Chez Rüfi in Biel ist im vergangenen Herbst mit dem Projekt «Null Plastik» gestartet. Ab diesem Sommer will die in der Region renommierte Bäckerei-Confiserie-Café komplett auf Plastik-Verpackungen verzichten. «panissimo» wollte mehr erfahren und befragte Mitinhaber und Initiant Tom Rüfenacht.

Wann haben Sie mit der Planung «Null Plastik» gestartet?
Im August letzten Jahres haben wir mit der Planung begonnen. Der Start erfolgte dann im Oktober.

Was waren die Beweggründe für dieses Projekt?
Der steigende Abfallberg und die damit verbundene Umweltbelastung beschäftigen uns schon lange. Die Bevölkerung ist sensibilisiert. Mit dem Verzicht auf Plastik-Verpackungen leisten wir einen aktiven Beitrag. Im Weiteren achten wir beispielsweise darauf, dass wir möglichst wenig Food Waste produ­zieren.

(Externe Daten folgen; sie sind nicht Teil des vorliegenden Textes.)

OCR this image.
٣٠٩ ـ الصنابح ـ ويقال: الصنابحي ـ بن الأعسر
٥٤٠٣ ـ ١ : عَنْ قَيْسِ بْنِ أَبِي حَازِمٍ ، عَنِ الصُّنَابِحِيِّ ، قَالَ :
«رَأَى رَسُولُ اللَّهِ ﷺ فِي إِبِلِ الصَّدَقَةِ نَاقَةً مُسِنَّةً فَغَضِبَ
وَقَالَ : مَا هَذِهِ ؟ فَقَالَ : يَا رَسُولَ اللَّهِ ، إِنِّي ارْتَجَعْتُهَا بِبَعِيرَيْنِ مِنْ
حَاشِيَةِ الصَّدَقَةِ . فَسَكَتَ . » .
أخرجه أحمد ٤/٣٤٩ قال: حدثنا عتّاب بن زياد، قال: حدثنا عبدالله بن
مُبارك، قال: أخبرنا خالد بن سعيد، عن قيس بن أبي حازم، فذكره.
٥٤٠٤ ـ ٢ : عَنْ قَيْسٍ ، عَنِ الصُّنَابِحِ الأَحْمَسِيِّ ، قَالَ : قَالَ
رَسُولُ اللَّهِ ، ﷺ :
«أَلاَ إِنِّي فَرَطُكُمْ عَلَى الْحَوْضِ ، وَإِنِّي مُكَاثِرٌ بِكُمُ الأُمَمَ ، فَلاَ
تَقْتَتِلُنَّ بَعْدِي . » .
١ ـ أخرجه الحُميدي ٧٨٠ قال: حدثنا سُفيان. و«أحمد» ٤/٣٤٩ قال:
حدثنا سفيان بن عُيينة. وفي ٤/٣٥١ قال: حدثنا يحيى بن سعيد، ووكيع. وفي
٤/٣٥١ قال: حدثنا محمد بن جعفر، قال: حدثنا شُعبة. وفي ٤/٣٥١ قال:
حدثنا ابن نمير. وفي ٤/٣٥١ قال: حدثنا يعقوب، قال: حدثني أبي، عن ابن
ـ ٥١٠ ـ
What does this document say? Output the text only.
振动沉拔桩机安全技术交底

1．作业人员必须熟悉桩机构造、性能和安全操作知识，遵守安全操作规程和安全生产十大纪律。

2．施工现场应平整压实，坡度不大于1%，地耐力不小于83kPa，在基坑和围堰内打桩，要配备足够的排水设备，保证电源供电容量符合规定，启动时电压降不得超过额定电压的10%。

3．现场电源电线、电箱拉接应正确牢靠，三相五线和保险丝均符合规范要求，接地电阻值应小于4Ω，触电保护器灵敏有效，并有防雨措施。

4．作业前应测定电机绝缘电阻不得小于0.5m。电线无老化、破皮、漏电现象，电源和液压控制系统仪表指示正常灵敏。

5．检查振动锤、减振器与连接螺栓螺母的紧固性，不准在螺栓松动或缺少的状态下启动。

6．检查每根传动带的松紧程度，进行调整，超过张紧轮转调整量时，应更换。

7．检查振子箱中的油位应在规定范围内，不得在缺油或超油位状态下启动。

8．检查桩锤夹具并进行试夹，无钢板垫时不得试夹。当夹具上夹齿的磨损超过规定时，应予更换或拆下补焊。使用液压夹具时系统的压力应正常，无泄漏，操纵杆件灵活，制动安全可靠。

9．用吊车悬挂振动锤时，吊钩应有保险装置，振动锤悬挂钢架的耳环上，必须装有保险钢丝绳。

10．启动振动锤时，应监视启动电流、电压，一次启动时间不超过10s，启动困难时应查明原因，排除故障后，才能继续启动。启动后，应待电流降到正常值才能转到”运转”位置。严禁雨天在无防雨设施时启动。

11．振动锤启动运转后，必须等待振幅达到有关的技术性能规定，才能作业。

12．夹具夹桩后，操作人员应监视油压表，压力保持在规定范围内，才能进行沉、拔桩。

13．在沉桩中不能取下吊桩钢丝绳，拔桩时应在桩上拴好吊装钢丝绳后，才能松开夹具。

Gab es bei der Einführung von «Null Plastik» Widerstände?
Natürlich gab es Widerstände. Jede Schweizerin und jeder Schweizer hat grundsätzlich Mühe damit, wenn sich in seinem Alltag etwas ändert. Es sind allerdings nur ein paar wenige, die sich negativ geäussert haben.

Was hatten Sie im Vorfeld für Bedenken?
Wir wussten nicht, wie die Kundschaft auf «Null Plastik» reagieren wird. Ob es Widerstand gibt. Oder wie das Handling mit der Depot­gebühr ist, beispielsweise bei den Take-away-Salaten.

Welche waren die grössten Herausforderungen?
Den Mut aufzubringen, in einem starken Kundenfranken-Segment Änderungen vorzunehmen.

Gibt es etwas, das Sie besonders überrascht hat?
Die sehr vielen positiven Reaktionen der Kundinnen und Kunden haben mich überrascht.

Wie war die Reaktion der Mitarbeitenden?
Zu Beginn hatten einige Mitarbeitende vor allem Respekt vor der Kommunikation. Diese Befürchtungen wurden jedoch rasch zerstreut. Wir verzeichnen ausserordentlich viele positive Feedbacks.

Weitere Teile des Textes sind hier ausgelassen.